İbn Rüşd 1126 yılında dünyaya gelmiş, başyargıç Ebu Kasım'ın oğludur, tam ismi Ebu Velid olmakla birlikte, genç yaşta Muvatta'yı ezberlemiş, fıkıh ile ilgili temel bilgileri öğrenmiş, Kurtuba'da felsefe ve tıp eğitimi görmüş, yargı ve fıkıh üzerine yoğunlaşmıştır. O devirlerde felsefe ve tıp eğitimi birlikte alınır, birbirinden bağımsız düşünülmezmiş, zaten felsefe, tıp, astronomi, yargı gibi konularda genç yaştan itibaren ciddi bir eğitimden geçen bir kimsenin de kıymetli bir alim olmasına şaşmamalı. 

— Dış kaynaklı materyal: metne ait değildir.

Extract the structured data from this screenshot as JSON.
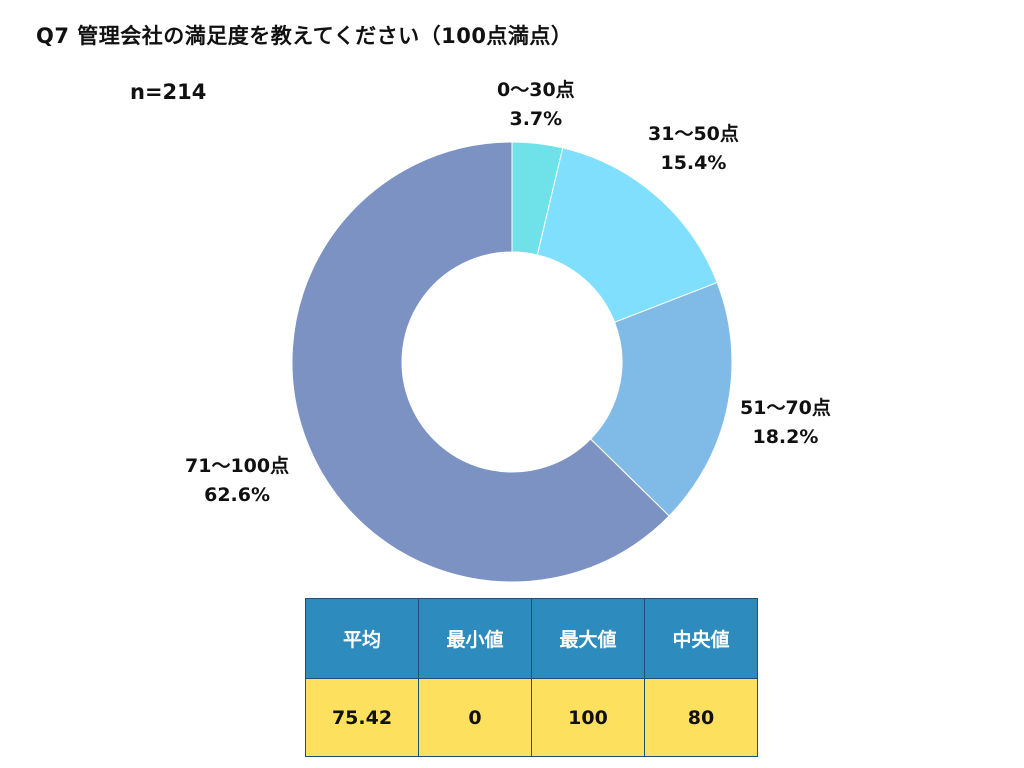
{
  "title": "Q7 管理会社の満足度を教えてください（100点満点）",
  "sample_size": "n=214",
  "chart_data": {
    "type": "pie",
    "title": "Q7 管理会社の満足度を教えてください（100点満点）",
    "donut": true,
    "categories": [
      "0〜30点",
      "31〜50点",
      "51〜70点",
      "71〜100点"
    ],
    "values": [
      3.7,
      15.4,
      18.2,
      62.6
    ],
    "value_labels": [
      "3.7%",
      "15.4%",
      "18.2%",
      "62.6%"
    ],
    "colors": [
      "#6ee2e8",
      "#7fdffd",
      "#80bbe8",
      "#7b92c3"
    ],
    "start_angle": "12 o'clock",
    "direction": "clockwise"
  },
  "stats_table": {
    "headers": [
      "平均",
      "最小値",
      "最大値",
      "中央値"
    ],
    "values": [
      "75.42",
      "0",
      "100",
      "80"
    ],
    "header_color": "#2e8bbd",
    "value_color": "#fde15e"
  }
}
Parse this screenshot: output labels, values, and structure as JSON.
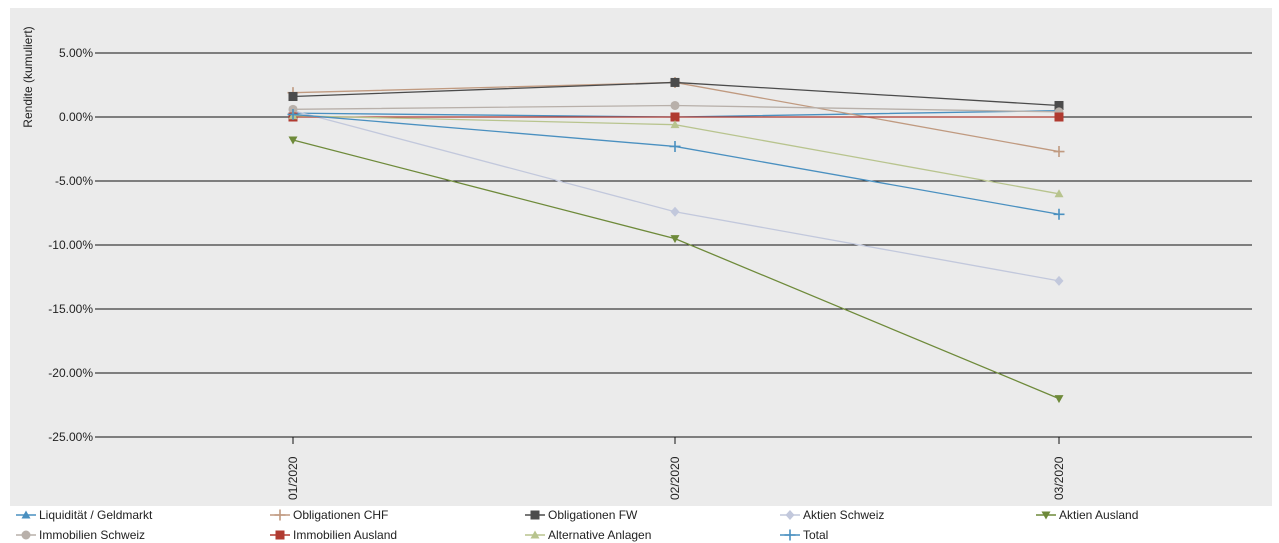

Fas'ta sultanın huzuruna çıkınca, sultanın kadın eğitimi hakkındaki düşüncesini sorması üzerine " Yeryüzündeki yoksulluğun nedenlerinden biri de kadınların, üretimden tümüyle uzak tutulmalarıdır." (Sayfa 18) şeklinde bir yorum getirmesi de genç yaştaki Ebu  Velid'in henüz 10. yüzyıl gibi bir devirdeyken ne kadar ileri görüşlü olduğunun bir işaretidir bence. 


Kurtuba'ya dönüşünün devamında on beş yılını Grek ve Müslüman filozofların kitaplarını inceleyerek İslam ve Grek felsefeleri arasında bir köprü kurmaya adamıştır. Bu arada evli ve beş çocuğu olan İbn Rüşd'ün büyük projesi Mukaddimeler kitabıdır. 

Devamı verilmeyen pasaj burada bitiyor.